4. I would like to make a personal comment.  I love and appreciate
those who love and appreciate the Bible. I am so grateful for people who take
its message as an inspired, authoritative message from the One true God.  All of
us who study the Scriptures are attempting to worship and glorify God with our
minds (cf. Matt. 22:37).  The fact that we as individual believers approach the
Bible differently is not an aspect of unbelief or rebellion, but an act of
sincere devotion and an attempt to understand so as to incorporate God’s truth
into our lives.  The more I study Genesis 1-11 and for that matter, much of the
book of Revelation, I perceive it is true but literary, not literal.  The key in
interpreting the Bible is not my applying a personal philosophical or
hermeneutical grid over the text, but allowing the intent of the inspired
original authors to fully express themselves.  To take a literary passage and
demand it to be literal when the text itself gives clues to its symbolic and
figurative nature imposes my biases on a divine message.  Genre (type of
literature) is the key in a theological understanding of “how it all began” and
“how it will all end.”  I appreciate the sincerity and commitment of those who,
for whatever reason, usually personality type or professional training,
interpret the Bible in modern, literal, western categories, when in fact it is
an ancient eastern book.  I say all this to say that I am grateful to God for
those who approach Genesis 1-11 with presuppositions that I personally do not
share, for I know they will help, encourage and reach people of like
personalities and perspectives to love, trust and apply God’s Book to their
lives!  However, I do not agree that Genesis 1-11 or the book of Revelation
should be approached literally,
whether it is Creation Research Society (i.e., young earth) or Hugh Ross’s
Reasons to Believe (i.e., old earth).  For me this section of the Bible emphasizes
the “Who” and “why” not the “how” and “when” of creation.  I accept the modern
science’s sincerity in studying the physical aspects of creation.
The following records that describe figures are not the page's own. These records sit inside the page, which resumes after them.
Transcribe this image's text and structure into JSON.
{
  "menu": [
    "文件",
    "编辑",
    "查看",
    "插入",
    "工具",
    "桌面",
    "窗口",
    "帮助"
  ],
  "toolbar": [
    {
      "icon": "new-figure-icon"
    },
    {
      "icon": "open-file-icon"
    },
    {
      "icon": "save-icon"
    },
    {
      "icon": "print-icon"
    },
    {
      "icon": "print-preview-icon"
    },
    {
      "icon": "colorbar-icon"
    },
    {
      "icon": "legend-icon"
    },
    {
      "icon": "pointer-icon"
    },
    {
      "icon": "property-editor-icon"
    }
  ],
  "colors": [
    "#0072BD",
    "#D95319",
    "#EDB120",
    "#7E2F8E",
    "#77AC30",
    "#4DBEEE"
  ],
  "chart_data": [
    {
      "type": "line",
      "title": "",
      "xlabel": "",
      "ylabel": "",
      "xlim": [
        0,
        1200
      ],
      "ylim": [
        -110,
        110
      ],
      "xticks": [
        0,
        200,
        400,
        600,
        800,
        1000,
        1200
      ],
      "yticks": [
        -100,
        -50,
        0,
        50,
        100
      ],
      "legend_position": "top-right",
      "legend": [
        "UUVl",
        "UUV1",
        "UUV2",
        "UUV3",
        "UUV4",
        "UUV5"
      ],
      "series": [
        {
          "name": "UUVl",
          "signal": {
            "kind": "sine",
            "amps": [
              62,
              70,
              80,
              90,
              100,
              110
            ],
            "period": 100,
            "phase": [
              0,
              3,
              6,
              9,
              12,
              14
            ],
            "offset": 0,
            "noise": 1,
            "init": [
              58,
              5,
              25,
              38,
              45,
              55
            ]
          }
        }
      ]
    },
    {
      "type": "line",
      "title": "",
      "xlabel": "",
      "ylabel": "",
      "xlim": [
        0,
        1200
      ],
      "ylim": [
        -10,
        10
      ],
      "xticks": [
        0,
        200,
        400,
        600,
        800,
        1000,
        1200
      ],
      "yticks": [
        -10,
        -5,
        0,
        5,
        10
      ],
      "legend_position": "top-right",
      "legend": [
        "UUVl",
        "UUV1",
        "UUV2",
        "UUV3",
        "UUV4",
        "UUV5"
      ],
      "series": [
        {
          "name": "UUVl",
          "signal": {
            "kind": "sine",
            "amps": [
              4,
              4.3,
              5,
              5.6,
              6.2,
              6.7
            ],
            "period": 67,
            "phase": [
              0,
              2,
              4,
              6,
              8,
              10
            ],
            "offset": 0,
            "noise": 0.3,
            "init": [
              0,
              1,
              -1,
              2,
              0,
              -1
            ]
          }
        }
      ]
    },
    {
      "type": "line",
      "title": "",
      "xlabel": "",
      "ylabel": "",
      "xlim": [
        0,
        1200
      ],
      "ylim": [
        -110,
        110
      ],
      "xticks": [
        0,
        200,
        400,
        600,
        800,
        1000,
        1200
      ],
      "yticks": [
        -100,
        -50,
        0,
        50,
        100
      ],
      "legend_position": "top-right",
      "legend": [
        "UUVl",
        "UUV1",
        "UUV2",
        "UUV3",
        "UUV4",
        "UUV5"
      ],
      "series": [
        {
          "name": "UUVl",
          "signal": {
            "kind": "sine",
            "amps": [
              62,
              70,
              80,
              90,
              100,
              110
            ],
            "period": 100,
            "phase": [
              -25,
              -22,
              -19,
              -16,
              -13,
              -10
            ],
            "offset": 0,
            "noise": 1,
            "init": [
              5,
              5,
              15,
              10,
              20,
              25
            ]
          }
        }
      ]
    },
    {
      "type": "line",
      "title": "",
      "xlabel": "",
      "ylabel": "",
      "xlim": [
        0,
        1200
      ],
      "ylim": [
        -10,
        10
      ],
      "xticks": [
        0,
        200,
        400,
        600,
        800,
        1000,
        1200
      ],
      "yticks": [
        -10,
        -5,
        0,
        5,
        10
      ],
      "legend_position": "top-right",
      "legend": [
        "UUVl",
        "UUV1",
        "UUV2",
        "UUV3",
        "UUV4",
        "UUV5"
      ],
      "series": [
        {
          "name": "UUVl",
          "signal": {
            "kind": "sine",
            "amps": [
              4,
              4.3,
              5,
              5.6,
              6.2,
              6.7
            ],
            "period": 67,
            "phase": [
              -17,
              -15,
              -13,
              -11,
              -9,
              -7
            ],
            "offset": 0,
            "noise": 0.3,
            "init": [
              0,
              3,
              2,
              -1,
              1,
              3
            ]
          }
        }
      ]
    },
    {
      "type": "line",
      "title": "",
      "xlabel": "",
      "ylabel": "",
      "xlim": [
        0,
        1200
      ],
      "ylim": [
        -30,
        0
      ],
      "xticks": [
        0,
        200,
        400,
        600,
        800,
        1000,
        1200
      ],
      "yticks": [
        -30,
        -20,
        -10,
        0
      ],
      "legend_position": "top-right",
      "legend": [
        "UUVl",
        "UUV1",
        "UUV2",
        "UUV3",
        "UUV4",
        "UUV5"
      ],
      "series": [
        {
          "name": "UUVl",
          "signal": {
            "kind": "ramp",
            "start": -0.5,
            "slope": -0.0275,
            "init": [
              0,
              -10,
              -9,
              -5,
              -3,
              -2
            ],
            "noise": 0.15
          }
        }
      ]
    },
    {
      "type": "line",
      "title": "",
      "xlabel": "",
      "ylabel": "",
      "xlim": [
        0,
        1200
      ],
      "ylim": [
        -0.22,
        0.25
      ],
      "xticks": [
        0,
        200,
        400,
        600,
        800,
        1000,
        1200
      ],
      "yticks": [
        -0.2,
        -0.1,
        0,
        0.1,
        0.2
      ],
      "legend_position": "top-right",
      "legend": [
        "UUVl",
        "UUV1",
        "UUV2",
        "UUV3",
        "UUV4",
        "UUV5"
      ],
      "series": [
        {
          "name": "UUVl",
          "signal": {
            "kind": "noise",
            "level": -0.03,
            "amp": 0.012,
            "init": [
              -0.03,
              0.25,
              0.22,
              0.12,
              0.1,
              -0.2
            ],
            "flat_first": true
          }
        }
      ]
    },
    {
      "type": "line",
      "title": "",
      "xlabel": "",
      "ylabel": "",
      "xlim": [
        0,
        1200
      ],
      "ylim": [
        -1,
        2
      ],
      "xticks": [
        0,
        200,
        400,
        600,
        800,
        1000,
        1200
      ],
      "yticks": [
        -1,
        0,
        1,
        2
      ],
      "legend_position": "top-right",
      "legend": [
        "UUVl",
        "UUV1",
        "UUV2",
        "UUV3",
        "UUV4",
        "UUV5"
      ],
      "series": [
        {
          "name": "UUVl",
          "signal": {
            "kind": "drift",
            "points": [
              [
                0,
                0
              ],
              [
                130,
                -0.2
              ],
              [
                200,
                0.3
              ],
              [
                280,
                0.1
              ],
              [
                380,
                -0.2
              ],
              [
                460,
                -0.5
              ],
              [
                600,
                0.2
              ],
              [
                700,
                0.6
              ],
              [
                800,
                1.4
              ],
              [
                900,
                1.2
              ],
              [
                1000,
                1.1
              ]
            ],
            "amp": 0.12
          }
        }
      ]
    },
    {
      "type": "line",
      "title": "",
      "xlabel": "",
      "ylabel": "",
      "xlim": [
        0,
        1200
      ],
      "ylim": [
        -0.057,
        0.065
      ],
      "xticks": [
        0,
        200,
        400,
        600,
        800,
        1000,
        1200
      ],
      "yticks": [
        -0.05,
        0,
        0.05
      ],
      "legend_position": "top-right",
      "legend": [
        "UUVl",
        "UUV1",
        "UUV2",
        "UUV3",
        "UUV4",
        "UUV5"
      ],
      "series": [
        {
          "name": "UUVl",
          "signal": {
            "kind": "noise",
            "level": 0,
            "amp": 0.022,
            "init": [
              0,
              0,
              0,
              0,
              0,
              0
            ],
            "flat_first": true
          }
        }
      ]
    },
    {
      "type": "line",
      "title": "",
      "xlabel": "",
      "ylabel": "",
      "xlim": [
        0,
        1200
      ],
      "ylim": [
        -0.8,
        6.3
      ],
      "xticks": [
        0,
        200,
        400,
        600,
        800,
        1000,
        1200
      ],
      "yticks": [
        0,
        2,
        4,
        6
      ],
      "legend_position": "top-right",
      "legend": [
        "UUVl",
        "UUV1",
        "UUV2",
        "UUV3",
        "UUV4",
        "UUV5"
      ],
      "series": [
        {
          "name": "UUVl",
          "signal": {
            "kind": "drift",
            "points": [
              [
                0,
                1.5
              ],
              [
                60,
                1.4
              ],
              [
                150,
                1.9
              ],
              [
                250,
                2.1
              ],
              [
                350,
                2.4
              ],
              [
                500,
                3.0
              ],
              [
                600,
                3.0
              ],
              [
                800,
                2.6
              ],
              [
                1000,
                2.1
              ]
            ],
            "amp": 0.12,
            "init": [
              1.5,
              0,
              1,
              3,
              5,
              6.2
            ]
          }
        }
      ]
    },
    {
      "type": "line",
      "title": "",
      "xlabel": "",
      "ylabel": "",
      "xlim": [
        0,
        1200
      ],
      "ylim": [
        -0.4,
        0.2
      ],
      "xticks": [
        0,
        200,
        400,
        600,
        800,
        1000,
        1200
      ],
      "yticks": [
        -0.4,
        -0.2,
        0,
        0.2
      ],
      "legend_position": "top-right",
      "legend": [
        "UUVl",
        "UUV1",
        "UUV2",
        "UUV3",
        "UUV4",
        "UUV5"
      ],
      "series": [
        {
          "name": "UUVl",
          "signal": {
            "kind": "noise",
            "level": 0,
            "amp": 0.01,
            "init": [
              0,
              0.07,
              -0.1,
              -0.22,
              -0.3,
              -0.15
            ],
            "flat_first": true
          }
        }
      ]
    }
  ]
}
I reject
“naturalism” (i.e., all life is a chance development of natural processes), but
surely see process as a valid and demonstrable aspect of our world and universe.  I think God directed and used process.  But natural processes do not explain the
diversity and complexity of life, current and past.  To truly understand current
reality I need both the theoretical models of modern science and the theological
models of Genesis 1-11.  Genesis 1-11 is a theological necessity for
understanding the rest of the Bible, but it is an ancient, literary, succinct,
artistic, eastern presentation, not a literal, modern, western presentation.

Parts of the Bible are surely historical narrative. There is a place for the
literal interpretation of Scripture: there was a call of Abraham, an Exodus, a
virgin birth, a Calvary, a resurrection; there
will be a second coming and an eternal kingdom.  The question is one of genre,
not reality, of authorial intent, not personal preferences in interpretation.  Let all men be liars—and God be true (cf. Rom. 3:4)!!!